Der Wolf war eines der zentralen Themen der jüngsten Ministerpräsidentenkonferenz in Mainz. Die Länderchefs beschlossen, den Schutzstatus des Wildtieres in Deutschland zu senken und damit künftig eine stärkere Regulierung zu ermöglichen. Nach Jahren intensiver Diskussionen zwischen Politik, Bevölkerung und Naturschutzverbänden zeichnet sich nun eine deutliche Neuausrichtung im Umgang mit dem Wolf ab.
Wolf auf der Ministerpräsidentenkonferenz – Ein Beschluss mit Signalwirkung
Die Ministerpräsidentenkonferenz vom 24. Oktober 2025 in Mainz markiert einen Wendepunkt in der deutschen Wildtierpolitik. Die Länder sprachen sich dafür aus, den Schutzstatus des Wolfs auch im deutschen Recht abzusenken. Ziel ist laut Beschluss, ein „modernes und praxisnahes Bestandsmanagement“ zu etablieren, das den günstigen Erhaltungszustand der Population sicherstellt und zugleich die Weidetierhaltung schützt.
In der Begründung heißt es, dass ohne ein solches Vorgehen die Akzeptanz für den Wolf in der Bevölkerung weiter schwinden würde. Der Beschluss steht im Einklang mit der Bewertung der Bundesregierung, die Mitte Oktober einen „günstigen Erhaltungszustand“ an die EU-Behörden in Brüssel gemeldet hatte.
Wolf in Deutschland – Unterschiedliche Belastung der Bundesländer
Besonders deutlich wurde auf der Konferenz, dass die Situation in Deutschland regional sehr unterschiedlich ist. Während im Süden, etwa in Rheinland-Pfalz, bisher nur wenige Tiere leben, sind in den östlichen Bundesländern wie Sachsen viele Rudel heimisch. Diese ungleiche Verteilung führt zu sehr unterschiedlichen Herausforderungen für Bevölkerung und Behörden.

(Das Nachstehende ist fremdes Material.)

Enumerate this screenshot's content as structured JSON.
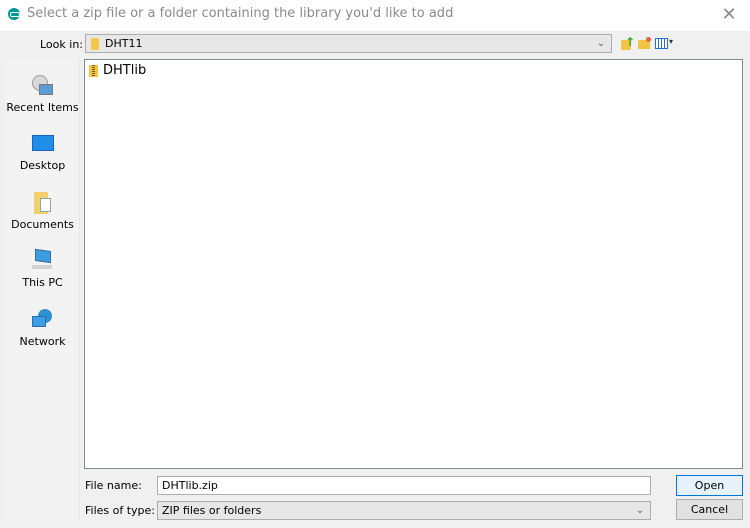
{
  "window": {
    "title": "Select a zip file or a folder containing the library you'd like to add",
    "app_icon": "arduino-icon",
    "close_icon": "close-icon",
    "close_glyph": "✕"
  },
  "toolbar": {
    "look_in_label": "Look in:",
    "look_in_value": "DHT11",
    "dropdown_glyph": "⌄",
    "up_arrow_glyph": "↑",
    "view_menu_glyph": "▾",
    "icons": [
      "up-one-level-icon",
      "create-new-folder-icon",
      "view-menu-icon"
    ]
  },
  "sidebar": {
    "items": [
      {
        "label": "Recent Items",
        "icon": "recent-items-icon"
      },
      {
        "label": "Desktop",
        "icon": "desktop-icon"
      },
      {
        "label": "Documents",
        "icon": "documents-icon"
      },
      {
        "label": "This PC",
        "icon": "this-pc-icon"
      },
      {
        "label": "Network",
        "icon": "network-icon"
      }
    ]
  },
  "files": [
    {
      "name": "DHTlib",
      "icon": "zip-folder-icon"
    }
  ],
  "bottom": {
    "file_name_label": "File name:",
    "file_name_value": "DHTlib.zip",
    "files_of_type_label": "Files of type:",
    "files_of_type_value": "ZIP files or folders",
    "open_label": "Open",
    "cancel_label": "Cancel"
  },
  "colors": {
    "accent": "#0078d7",
    "app_icon": "#00979c"
  }
}
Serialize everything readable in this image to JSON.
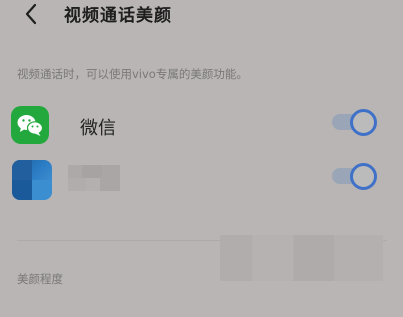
{
  "header": {
    "back_icon": "chevron-left-icon",
    "title": "视频通话美颜"
  },
  "description": "视频通话时，可以使用vivo专属的美颜功能。",
  "apps": [
    {
      "name": "微信",
      "icon": "wechat-icon",
      "enabled": true
    },
    {
      "name": "",
      "icon": "app-icon",
      "enabled": true
    }
  ],
  "section": {
    "label": "美颜程度"
  },
  "colors": {
    "background": "#b8b5b4",
    "toggle_accent": "#3f71c8",
    "wechat_green": "#23a83e"
  }
}
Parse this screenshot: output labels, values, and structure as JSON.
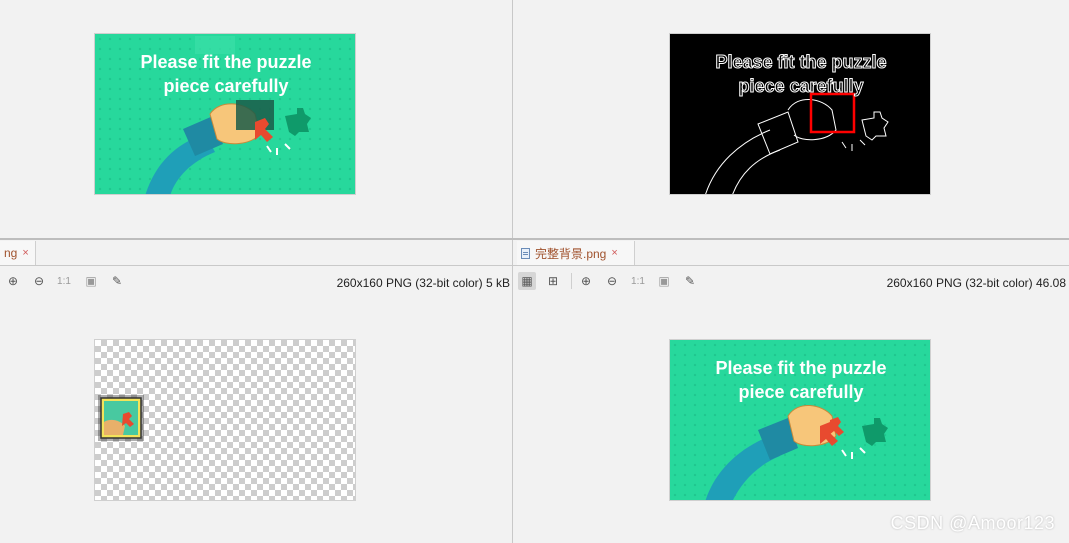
{
  "panes": {
    "top_left": {
      "caption_line1": "Please fit the puzzle",
      "caption_line2": "piece carefully"
    },
    "top_right": {
      "caption_line1": "Please fit the puzzle",
      "caption_line2": "piece carefully"
    },
    "bottom_left": {
      "tab_label": "ng",
      "tab_close": "×",
      "zoom_ratio": "1:1",
      "image_info": "260x160 PNG (32-bit color) 5 kB"
    },
    "bottom_right": {
      "tab_label": "完整背景.png",
      "tab_close": "×",
      "zoom_ratio": "1:1",
      "image_info": "260x160 PNG (32-bit color) 46.08",
      "caption_line1": "Please fit the puzzle",
      "caption_line2": "piece carefully"
    }
  },
  "icons": {
    "zoom_in": "⊕",
    "zoom_out": "⊖",
    "fit": "▣",
    "color_picker": "✎",
    "checker_toggle": "▦",
    "grid": "⊞"
  },
  "colors": {
    "background_green": "#27d89c",
    "hand_skin": "#f7c67a",
    "sleeve": "#1f9fb8",
    "puzzle_red": "#e84a2f",
    "puzzle_dark_green": "#0f9a6a",
    "match_box": "#ff0000"
  },
  "watermark": "CSDN @Amoor123"
}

Sachsens Ministerpräsident Michael Kretschmer (CDU) erklärte dazu: „Seien Sie froh, dass Sie dieses Problem nicht so haben wie wir in Sachsen.“ Er verwies auf die angespannte Lage in seinem Bundesland, wo die Menschen seit fast zwei Jahrzehnten mit der wachsenden Wolfsdichte leben. Laut Kretschmer hätten viele Bürgerinnen und Bürger dabei Vertrauen in politische Institutionen verloren, weil sie sich von der Politik im Umgang mit dem Wolf alleingelassen fühlten.
Debatte um Vertrauen, Akzeptanz und Zukunft des Wolfsmanagements
Kretschmer betonte, dass der Wolf in Sachsen zu einem emotional aufgeladenen Thema geworden sei. Die „Nerven der Menschen“ lägen vielerorts blank. Über Jahre hätten sie erlebt, wie die Realität vor Ort nicht mit der politischen Kommunikation übereinstimme – oft sei von Märchenfiguren wie Rotkäppchen die Rede gewesen, während Weidetierhalter reale Verluste erlitten hätten.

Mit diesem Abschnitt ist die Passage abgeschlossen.